Homosexualität ist in der Türkei nicht verboten. Repressionen gegen die queere Bewegung haben Zülfukar Çetin zufolge jedoch insbesondere unter der AKP-Regierung „vermehrt stattgefunden“, seit 2007 in „verschärfter“ Form. Die Bewegung wurde in dieser Zeit jedoch auch sichtbarer, stellt der Soziologe, der zur Geschichte der LGBTI-Bewegung in der Türkei forscht, in seinem Bericht für die Heinrich-Böll-Stiftung abschließend fest.
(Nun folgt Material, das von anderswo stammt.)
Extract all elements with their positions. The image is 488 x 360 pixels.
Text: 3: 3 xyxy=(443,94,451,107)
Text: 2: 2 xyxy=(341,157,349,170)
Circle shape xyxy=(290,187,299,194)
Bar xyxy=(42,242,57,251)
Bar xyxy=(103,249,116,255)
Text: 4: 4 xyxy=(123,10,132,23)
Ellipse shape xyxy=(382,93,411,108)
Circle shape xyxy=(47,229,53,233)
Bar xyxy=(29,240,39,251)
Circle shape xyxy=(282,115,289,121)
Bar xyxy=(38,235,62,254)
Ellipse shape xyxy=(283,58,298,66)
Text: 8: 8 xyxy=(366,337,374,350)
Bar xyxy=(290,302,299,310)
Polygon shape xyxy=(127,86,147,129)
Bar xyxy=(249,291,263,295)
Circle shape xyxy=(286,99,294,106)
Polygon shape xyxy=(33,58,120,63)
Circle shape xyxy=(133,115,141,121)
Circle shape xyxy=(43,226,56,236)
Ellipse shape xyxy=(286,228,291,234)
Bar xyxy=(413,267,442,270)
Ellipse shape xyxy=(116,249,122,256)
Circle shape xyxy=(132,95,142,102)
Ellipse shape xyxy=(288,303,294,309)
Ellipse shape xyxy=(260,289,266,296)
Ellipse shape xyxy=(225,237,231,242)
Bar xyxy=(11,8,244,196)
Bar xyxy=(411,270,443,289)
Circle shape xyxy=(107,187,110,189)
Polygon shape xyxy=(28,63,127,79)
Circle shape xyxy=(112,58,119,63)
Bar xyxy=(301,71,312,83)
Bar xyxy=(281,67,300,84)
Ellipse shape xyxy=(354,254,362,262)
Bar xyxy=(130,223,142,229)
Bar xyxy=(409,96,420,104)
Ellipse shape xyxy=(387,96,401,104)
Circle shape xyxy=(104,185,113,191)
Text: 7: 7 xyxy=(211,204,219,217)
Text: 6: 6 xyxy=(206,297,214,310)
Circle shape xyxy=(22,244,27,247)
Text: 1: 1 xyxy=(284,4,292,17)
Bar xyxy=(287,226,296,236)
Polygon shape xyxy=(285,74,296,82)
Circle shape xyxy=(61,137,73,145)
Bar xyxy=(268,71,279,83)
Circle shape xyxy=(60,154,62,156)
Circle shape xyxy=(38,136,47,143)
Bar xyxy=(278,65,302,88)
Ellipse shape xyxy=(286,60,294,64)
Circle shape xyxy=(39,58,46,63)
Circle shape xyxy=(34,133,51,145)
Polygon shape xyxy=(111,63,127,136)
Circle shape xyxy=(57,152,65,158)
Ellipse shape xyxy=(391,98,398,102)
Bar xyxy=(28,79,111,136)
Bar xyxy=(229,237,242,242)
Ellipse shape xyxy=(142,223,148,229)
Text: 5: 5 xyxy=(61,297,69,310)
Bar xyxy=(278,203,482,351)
Wendepunkt waren die Gezi-Proteste: LGBTIs hatten einen eigenen Demonstrationsblock gebildet und schafften es, sich breiter zu vernetzen und sich Solidarität durch andere politische Gruppen zu sichern, die ebenfalls den autoritären Regierungsstil der AKP und ihre gesellschaftspolitische Agenda zurückweisen. Dazu gehörten Linke, FeministInnen, AnarchistInnen und sogar die Antikapitalistischen Muslime. Seitdem kann die LGBTI-Bewegung auf breitere Solidarität und Unterstützung zählen, bestätigt auch Ipek: „Die LGBTIs waren in vorderster Front bei den Gezi-Protesten dabei. Die Bewegung hat dafür seither sehr viel positiven Beifall von anderen Gruppierungen bekommen, sehr viel Hochachtung und Respekt – sogar von Leuten, die vorher gegen sie waren. Die haben erkannt: die Queers kämpfen auch für unser aller Freiheit.“ Ein kleiner Hoffnungsschimmer bleibt also, trotz des autoritären politischen Klimas in der Türkei und des Drucks auf die Community.